Organisé par Caterina Zanfi (CNRS/ École Normale Supérieure Paris), Tobias Endres (École Normale Supérieure Paris) et Mathilde Tahar (UCL – University College London) dans le cadre de l’International Research Network du CNRS « Un chapitre dans l’histoire globale de la philosophie : nouvelles perspectives sur le bergsonisme ».
Consulter l’affiche de l’atelier Bergson
Lien Zoom récurrent pour joindre les différentes séances du séminaire :
https://cnrs.zoom.us/j/95096060568?pwd=ek43aEpvYmFocGFOejlqc0tKdkd2UT09
ID: 950 9606 0568
Mot de passe : hqxn04
Programme 2025-2026
Mardi 25 novembre 2025 – 10h30-13h CET : Bergson et Durkheim (Zoom)
Intervenants : Ayako Ozeki (Université de Wakayama) et Antoine Saez (EHESS)
Modération : Kazunori Kondo (Université d’Osaka)
Antoine SAEZ : « La morale des maîtres. Éducation et pédagogie chez Bergson et Durkheim»
Résumé: Parmi toutes les questions qui quadrillent la vie publique et institutionnelle de la IIIe République, la question morale est sans doute celle autour de laquelle se sont cristallisées les controverses théoriques les plus âpres. Au cours de cette période, Émile Durkheim et Henri Bergson ont été, de l’avis de leurs contemporains, de grands professeurs. La résonance de leur œuvre, le nombre de leurs « disciples » et de leurs continuateurs, l’importance des débats soulevés lors de la parution de leurs ouvrages ont fait des deux anciens condisciples de la rue d’Ulm des figures centrales de la pensée en France avant la Première Guerre mondiale. Ils ont été, chacun à leur manière, des maîtres. Or, nous savons à quel point la figure du maître est importante sous la IIIe République. Non seulement parce que le peuple est considéré au sortir du Second Empire et de la défaite humiliante de 1870 comme un « peuple enfant », un peuple donc écolier qu’il faudra discipliner et élever à la citoyenneté, mais également parce que le maître – et le maître d’école en particulier – sera chargé de transmettre à chaque enfant les rudiments d’une autre morale que celle héritée de la religion traditionnelle. Dans ce contexte, l’œuvre de Durkheim apparaît matricielle en ce sens qu’une grande partie de sa pensée réformatrice s’est attachée à décrire les contours et les éléments d’une morale conforme à la nature des sociétés organiques, sociétés tout à la fois rationalistes et individualistes. Le maître d’école est à la fois l’incarnation sociologique de l’éducateur moderne et l’agent par lequel la société vit, se fait voir et s’impose aux consciences.

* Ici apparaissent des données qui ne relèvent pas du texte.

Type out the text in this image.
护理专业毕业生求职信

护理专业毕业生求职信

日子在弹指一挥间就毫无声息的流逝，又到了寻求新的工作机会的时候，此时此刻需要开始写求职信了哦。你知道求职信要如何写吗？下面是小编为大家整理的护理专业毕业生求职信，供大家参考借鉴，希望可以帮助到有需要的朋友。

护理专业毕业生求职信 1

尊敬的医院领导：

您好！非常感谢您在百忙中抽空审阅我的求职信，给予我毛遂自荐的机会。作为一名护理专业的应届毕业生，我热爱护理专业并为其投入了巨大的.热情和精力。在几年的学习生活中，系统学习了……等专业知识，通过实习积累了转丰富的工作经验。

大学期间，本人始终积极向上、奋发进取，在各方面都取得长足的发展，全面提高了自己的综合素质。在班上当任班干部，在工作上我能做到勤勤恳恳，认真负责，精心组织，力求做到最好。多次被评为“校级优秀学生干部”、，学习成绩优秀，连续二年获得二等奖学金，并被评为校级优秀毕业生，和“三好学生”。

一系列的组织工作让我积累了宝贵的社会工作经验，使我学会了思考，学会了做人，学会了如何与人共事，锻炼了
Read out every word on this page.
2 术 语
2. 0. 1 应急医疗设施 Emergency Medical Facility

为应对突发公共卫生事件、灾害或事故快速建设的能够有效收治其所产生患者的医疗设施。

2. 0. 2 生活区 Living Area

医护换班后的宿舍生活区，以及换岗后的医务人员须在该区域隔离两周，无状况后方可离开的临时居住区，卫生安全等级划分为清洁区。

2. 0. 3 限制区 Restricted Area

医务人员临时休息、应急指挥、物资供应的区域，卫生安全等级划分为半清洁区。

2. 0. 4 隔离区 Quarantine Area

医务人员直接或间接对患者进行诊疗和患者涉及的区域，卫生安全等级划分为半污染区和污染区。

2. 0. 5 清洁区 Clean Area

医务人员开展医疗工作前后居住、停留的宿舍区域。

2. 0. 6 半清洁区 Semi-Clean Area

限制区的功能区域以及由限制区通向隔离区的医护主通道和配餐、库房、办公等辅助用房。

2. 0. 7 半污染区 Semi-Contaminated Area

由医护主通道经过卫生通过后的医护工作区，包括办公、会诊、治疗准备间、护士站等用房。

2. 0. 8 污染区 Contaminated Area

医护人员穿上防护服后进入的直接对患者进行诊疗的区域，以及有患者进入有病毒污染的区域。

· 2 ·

Mais la morale est double. Si la morale est avant tout un problème sociologique – cette dernière consistant en un système d’obligations – elle est également un objet de pensée pour les sociétés modernes. Ces dernières ne peuvent s’arrêter aux deux premiers éléments de la moralité que nous retrouvons dans toutes les sociétés humaines, à savoir l’esprit de discipline et l’attachement aux groupes. La morale moderne requiert une réflexivité. Elle réclame d’être voulue en conscience. Le devoir, s’il est nécessaire, ne peut plus suffire seul. Les modernes devant accéder à l’autonomie, obéir et vouloir doivent coïncider. Élever les consciences à l’autonomie de la volonté, telle est la tâche de l’enseignement laïc, c’est-à-dire rationnel.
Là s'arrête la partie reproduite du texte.